Pulaski County, Arkansas Clerk’s Office Confirms January Cyberattack After Months of Silence
Nearly three months after a prolonged systems outage, officials in Little Rock, Arkansas, have publicly confirmed that the Pulaski County Circuit and County Clerk’s Office was the target of a cybersecurity incident on January 16, 2025. The attack halted essential public services including marriage licensing, voter registration, and real estate documentation. At the time, the office cited technical difficulties without acknowledging the potential for a cyberattack. On April 8, County Clerk Terri Hollingsworth officially confirmed the incident was cybersecurity-related, crediting her IT staff for limiting its impact and restoring most services within the first week. Officials maintain that no personal data was stolen.
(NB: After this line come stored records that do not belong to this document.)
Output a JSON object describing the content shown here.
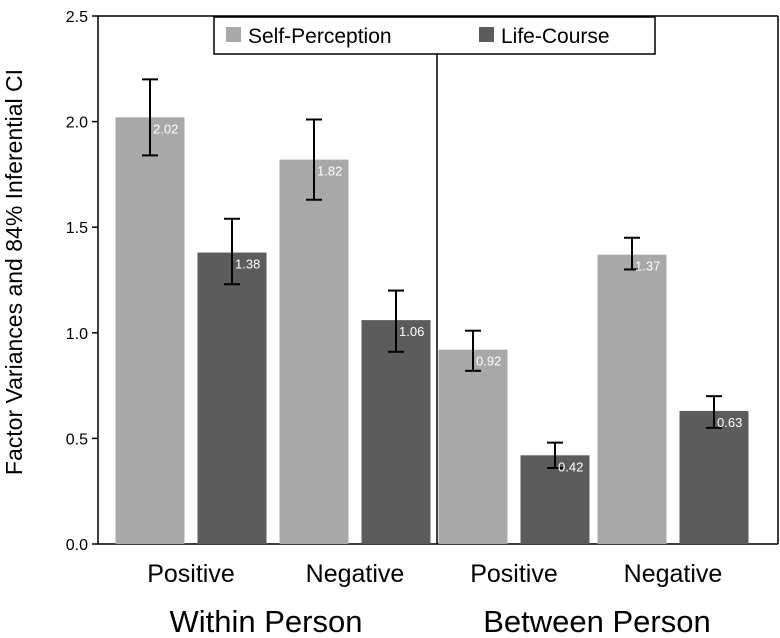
{
  "chart_data": {
    "type": "bar",
    "title": "",
    "xlabel": "",
    "ylabel": "Factor Variances and 84% Inferential CI",
    "ylim": [
      0,
      2.5
    ],
    "yticks": [
      "0.0",
      "0.5",
      "1.0",
      "1.5",
      "2.0",
      "2.5"
    ],
    "groups": [
      "Within Person",
      "Between Person"
    ],
    "categories": [
      "Positive",
      "Negative",
      "Positive",
      "Negative"
    ],
    "series": [
      {
        "name": "Self-Perception",
        "color": "#a8a8a8",
        "values": [
          2.02,
          1.82,
          0.92,
          1.37
        ],
        "labels": [
          "2.02",
          "1.82",
          "0.92",
          "1.37"
        ],
        "ci_low": [
          1.84,
          1.63,
          0.82,
          1.3
        ],
        "ci_high": [
          2.2,
          2.01,
          1.01,
          1.45
        ]
      },
      {
        "name": "Life-Course",
        "color": "#5c5c5c",
        "values": [
          1.38,
          1.06,
          0.42,
          0.63
        ],
        "labels": [
          "1.38",
          "1.06",
          "0.42",
          "0.63"
        ],
        "ci_low": [
          1.23,
          0.91,
          0.36,
          0.55
        ],
        "ci_high": [
          1.54,
          1.2,
          0.48,
          0.7
        ]
      }
    ],
    "legend": {
      "position": "top-center"
    }
  }
}
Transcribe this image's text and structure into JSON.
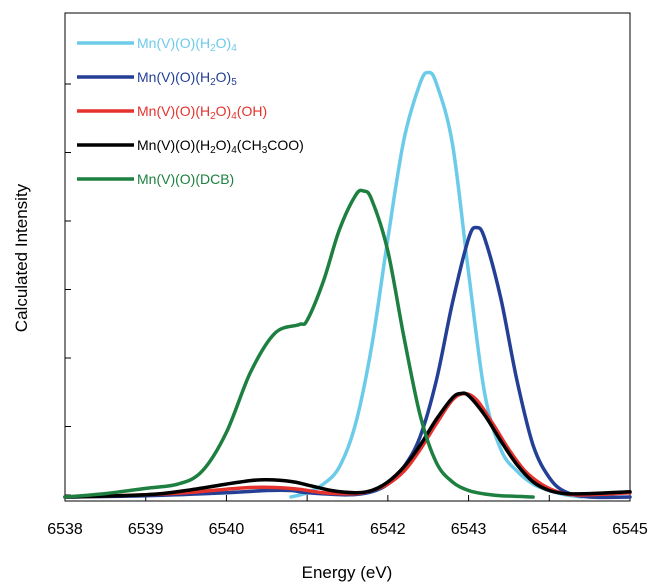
{
  "chart_data": {
    "type": "line",
    "xlabel": "Energy (eV)",
    "ylabel": "Calculated Intensity",
    "xlim": [
      6538,
      6545
    ],
    "ylim": [
      0,
      1.0
    ],
    "x_ticks": [
      "6538",
      "6539",
      "6540",
      "6541",
      "6542",
      "6543",
      "6544",
      "6545"
    ],
    "y_tick_count": 7,
    "grid": false,
    "legend_placement": "top-left",
    "series": [
      {
        "name": "Mn(V)(O)(H2O)4",
        "color": "#6ccbe9",
        "label_parts": [
          [
            "Mn(V)(O)(H",
            ""
          ],
          [
            "2",
            "sub"
          ],
          [
            "O)",
            ""
          ],
          [
            "4",
            "sub"
          ]
        ],
        "x": [
          6540.8,
          6541.0,
          6541.2,
          6541.4,
          6541.6,
          6541.8,
          6542.0,
          6542.2,
          6542.4,
          6542.5,
          6542.6,
          6542.8,
          6543.0,
          6543.2,
          6543.4,
          6543.6,
          6543.8,
          6544.0,
          6544.2,
          6544.4
        ],
        "y": [
          0.0,
          0.01,
          0.03,
          0.07,
          0.17,
          0.35,
          0.6,
          0.83,
          0.96,
          0.985,
          0.96,
          0.82,
          0.52,
          0.24,
          0.11,
          0.06,
          0.03,
          0.015,
          0.005,
          0.0
        ]
      },
      {
        "name": "Mn(V)(O)(H2O)5",
        "color": "#233f96",
        "label_parts": [
          [
            "Mn(V)(O)(H",
            ""
          ],
          [
            "2",
            "sub"
          ],
          [
            "O)",
            ""
          ],
          [
            "5",
            "sub"
          ]
        ],
        "x": [
          6538.0,
          6539.0,
          6540.0,
          6540.5,
          6540.8,
          6541.0,
          6541.5,
          6541.8,
          6542.0,
          6542.2,
          6542.4,
          6542.6,
          6542.8,
          6543.0,
          6543.1,
          6543.2,
          6543.4,
          6543.6,
          6543.8,
          6544.0,
          6544.2,
          6544.5,
          6545.0
        ],
        "y": [
          0.0,
          0.003,
          0.01,
          0.015,
          0.015,
          0.01,
          0.005,
          0.012,
          0.03,
          0.07,
          0.14,
          0.27,
          0.45,
          0.6,
          0.625,
          0.6,
          0.46,
          0.27,
          0.12,
          0.045,
          0.012,
          0.0,
          0.0
        ]
      },
      {
        "name": "Mn(V)(O)(H2O)4(OH)",
        "color": "#e5322d",
        "label_parts": [
          [
            "Mn(V)(O)(H",
            ""
          ],
          [
            "2",
            "sub"
          ],
          [
            "O)",
            ""
          ],
          [
            "4",
            "sub"
          ],
          [
            "(OH)",
            ""
          ]
        ],
        "x": [
          6538.0,
          6539.0,
          6539.5,
          6540.0,
          6540.3,
          6540.6,
          6540.9,
          6541.2,
          6541.6,
          6541.8,
          6542.0,
          6542.2,
          6542.4,
          6542.6,
          6542.8,
          6542.95,
          6543.1,
          6543.3,
          6543.5,
          6543.7,
          6543.9,
          6544.1,
          6544.3,
          6544.6,
          6545.0
        ],
        "y": [
          0.0,
          0.005,
          0.01,
          0.018,
          0.022,
          0.022,
          0.018,
          0.01,
          0.008,
          0.015,
          0.03,
          0.06,
          0.11,
          0.17,
          0.225,
          0.24,
          0.225,
          0.17,
          0.11,
          0.06,
          0.03,
          0.012,
          0.005,
          0.006,
          0.01
        ]
      },
      {
        "name": "Mn(V)(O)(H2O)4(CH3COO)",
        "color": "#000000",
        "label_parts": [
          [
            "Mn(V)(O)(H",
            ""
          ],
          [
            "2",
            "sub"
          ],
          [
            "O)",
            ""
          ],
          [
            "4",
            "sub"
          ],
          [
            "(CH",
            ""
          ],
          [
            "3",
            "sub"
          ],
          [
            "COO)",
            ""
          ]
        ],
        "x": [
          6538.0,
          6539.0,
          6539.5,
          6540.0,
          6540.3,
          6540.5,
          6540.8,
          6541.0,
          6541.3,
          6541.6,
          6541.8,
          6542.0,
          6542.2,
          6542.4,
          6542.6,
          6542.8,
          6542.9,
          6543.0,
          6543.2,
          6543.4,
          6543.6,
          6543.8,
          6544.0,
          6544.2,
          6544.5,
          6545.0
        ],
        "y": [
          0.0,
          0.005,
          0.015,
          0.03,
          0.038,
          0.04,
          0.036,
          0.028,
          0.015,
          0.01,
          0.015,
          0.035,
          0.07,
          0.12,
          0.18,
          0.23,
          0.24,
          0.235,
          0.19,
          0.13,
          0.075,
          0.035,
          0.015,
          0.008,
          0.008,
          0.012
        ]
      },
      {
        "name": "Mn(V)(O)(DCB)",
        "color": "#1e8040",
        "label_parts": [
          [
            "Mn(V)(O)(DCB)",
            ""
          ]
        ],
        "x": [
          6538.0,
          6538.5,
          6539.0,
          6539.4,
          6539.7,
          6540.0,
          6540.3,
          6540.6,
          6540.9,
          6541.0,
          6541.2,
          6541.4,
          6541.6,
          6541.7,
          6541.8,
          6542.0,
          6542.2,
          6542.4,
          6542.6,
          6542.8,
          6543.0,
          6543.2,
          6543.4,
          6543.8
        ],
        "y": [
          0.0,
          0.008,
          0.02,
          0.03,
          0.06,
          0.15,
          0.29,
          0.38,
          0.4,
          0.41,
          0.5,
          0.62,
          0.7,
          0.71,
          0.69,
          0.57,
          0.37,
          0.19,
          0.08,
          0.035,
          0.015,
          0.007,
          0.003,
          0.0
        ]
      }
    ]
  }
}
The county contracted Heartland Business Systems to conduct forensic analysis, assess the point of entry, isolate affected systems, and initiate a dark web exposure scan to check for leaked data. The office has since adopted several defensive measures, including transitioning from ".com" to ".gov" email domains, implementing an anti-phishing system, and training staff to detect suspicious messages. All major services have resumed. However, the contract’s language and scope suggest the attack may have involved deeper system access than initially disclosed.
The delay in publicly acknowledging the cyberattack raises transparency concerns, particularly given the critical nature of the Clerk’s Office in handling sensitive legal and civic data. While officials report no evidence of a breach, cybersecurity experts note that dark web scans are limited in scope and do not definitively rule out data exfiltration. In many past incidents, breaches were confirmed only months after initial denials. The Pulaski County case underscores the importance of timely public disclosure and proactive security communication, especially as local governments face escalating digital threats.